3. Legacy desktop functionality
Many retailers look into responsive and adaptive design and decide against it because of the seemingly insurmountable challenge of replacing a user interface that is many years old and has embedded business logic spread throughout every nook and cranny. This avenue is incredibly risky and retailers' hesitation with this approach is certainly not misguided; any new software implementation will have challenges in Version 1 and thus replacing the entire stack at once is not recommended.

Instead of replacing everything at one time, we use a staggered approach centered around improving the mobile and tablet experience first and then migrating off of the legacy desktop UI over time. This approach allows retailers the flexibility to roll out their responsive solution over time by starting with mobile, tablet, or both. By focusing on providing an excellent mobile and tablet experience to their users, retailers can increase conversions on these two platforms, which are approaching 50% of all traffic for retail, while leaving the desktop site unchanged. Over time, more and more desktop features can be incorporated into the responsive mobile and tablet site until the time comes for a full migration over to the new solution and a sunset of the legacy desktop-only user interface.

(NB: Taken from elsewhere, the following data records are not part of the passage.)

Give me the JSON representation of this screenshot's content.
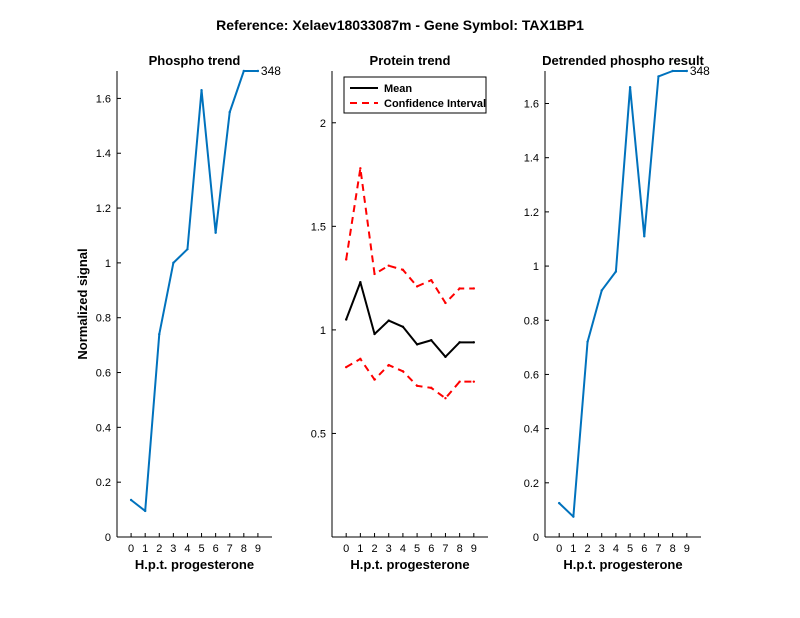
{
  "figure": {
    "title": "Reference:  Xelaev18033087m - Gene Symbol:  TAX1BP1"
  },
  "chart_data": [
    {
      "type": "line",
      "title": "Phospho trend",
      "xlabel": "H.p.t. progesterone",
      "ylabel": "Normalized signal",
      "xlim": [
        -1,
        10
      ],
      "ylim": [
        0,
        1.7
      ],
      "xticks": [
        0,
        1,
        2,
        3,
        4,
        5,
        6,
        7,
        8,
        9
      ],
      "yticks": [
        0,
        0.2,
        0.4,
        0.6,
        0.8,
        1,
        1.2,
        1.4,
        1.6
      ],
      "ytick_labels": [
        "0",
        "0.2",
        "0.4",
        "0.6",
        "0.8",
        "1",
        "1.2",
        "1.4",
        "1.6"
      ],
      "series": [
        {
          "color": "#0072BD",
          "x": [
            0,
            1,
            2,
            3,
            4,
            5,
            6,
            7,
            8,
            9
          ],
          "y": [
            0.135,
            0.095,
            0.74,
            1.0,
            1.05,
            1.63,
            1.11,
            1.55,
            1.7,
            1.7
          ],
          "end_label": "348"
        }
      ]
    },
    {
      "type": "line",
      "title": "Protein trend",
      "xlabel": "H.p.t. progesterone",
      "ylabel": "",
      "xlim": [
        -1,
        10
      ],
      "ylim": [
        0,
        2.25
      ],
      "xticks": [
        0,
        1,
        2,
        3,
        4,
        5,
        6,
        7,
        8,
        9
      ],
      "yticks": [
        0.5,
        1,
        1.5,
        2
      ],
      "ytick_labels": [
        "0.5",
        "1",
        "1.5",
        "2"
      ],
      "legend": {
        "position": "top-left",
        "entries": [
          "Mean",
          "Confidence Interval"
        ]
      },
      "series": [
        {
          "name": "Mean",
          "color": "#000000",
          "dash": "solid",
          "x": [
            0,
            1,
            2,
            3,
            4,
            5,
            6,
            7,
            8,
            9
          ],
          "y": [
            1.05,
            1.23,
            0.98,
            1.045,
            1.015,
            0.93,
            0.95,
            0.87,
            0.94,
            0.94
          ]
        },
        {
          "name": "Confidence Interval",
          "color": "#FF0000",
          "dash": "dashed",
          "x": [
            0,
            1,
            2,
            3,
            4,
            5,
            6,
            7,
            8,
            9
          ],
          "y": [
            1.34,
            1.78,
            1.27,
            1.31,
            1.29,
            1.21,
            1.24,
            1.13,
            1.2,
            1.2
          ]
        },
        {
          "name": "",
          "color": "#FF0000",
          "dash": "dashed",
          "x": [
            0,
            1,
            2,
            3,
            4,
            5,
            6,
            7,
            8,
            9
          ],
          "y": [
            0.82,
            0.86,
            0.76,
            0.83,
            0.8,
            0.73,
            0.72,
            0.67,
            0.75,
            0.75
          ]
        }
      ]
    },
    {
      "type": "line",
      "title": "Detrended phospho result",
      "xlabel": "H.p.t. progesterone",
      "ylabel": "",
      "xlim": [
        -1,
        10
      ],
      "ylim": [
        0,
        1.72
      ],
      "xticks": [
        0,
        1,
        2,
        3,
        4,
        5,
        6,
        7,
        8,
        9
      ],
      "yticks": [
        0,
        0.2,
        0.4,
        0.6,
        0.8,
        1,
        1.2,
        1.4,
        1.6
      ],
      "ytick_labels": [
        "0",
        "0.2",
        "0.4",
        "0.6",
        "0.8",
        "1",
        "1.2",
        "1.4",
        "1.6"
      ],
      "series": [
        {
          "color": "#0072BD",
          "x": [
            0,
            1,
            2,
            3,
            4,
            5,
            6,
            7,
            8,
            9
          ],
          "y": [
            0.125,
            0.075,
            0.72,
            0.91,
            0.98,
            1.66,
            1.11,
            1.7,
            1.72,
            1.72
          ],
          "end_label": "348"
        }
      ]
    }
  ]
}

Toys R' Us is an excellent example of this strategy in action. Viewing www.toysrus.com on a desktop browser produces a website catering to desktop dimensions only, whereas viewing m.toysrus.com produces a fully responsive site that serves both mobile and tablet devices but can also expand to suit the needs of the desktop user. One can assume that it's only a matter of time before Toys R' Us has made a full transition to the responsive site, providing customers a consistently branded experience and saving all of the IT-related costs necessary for maintaining multiple, siloed user interfaces.

Responsive and adaptive web design is the future of retail. The caution, however, is that selecting the correct technology stack and choosing a rollout strategy that minimizes risks is absolutely vital. Simply shoe-horning responsive web design into your existing legacy UI is insufficient--the technologies selected must be mobile-friendly in order for your project to be successful in engaging today's mobile shoppers.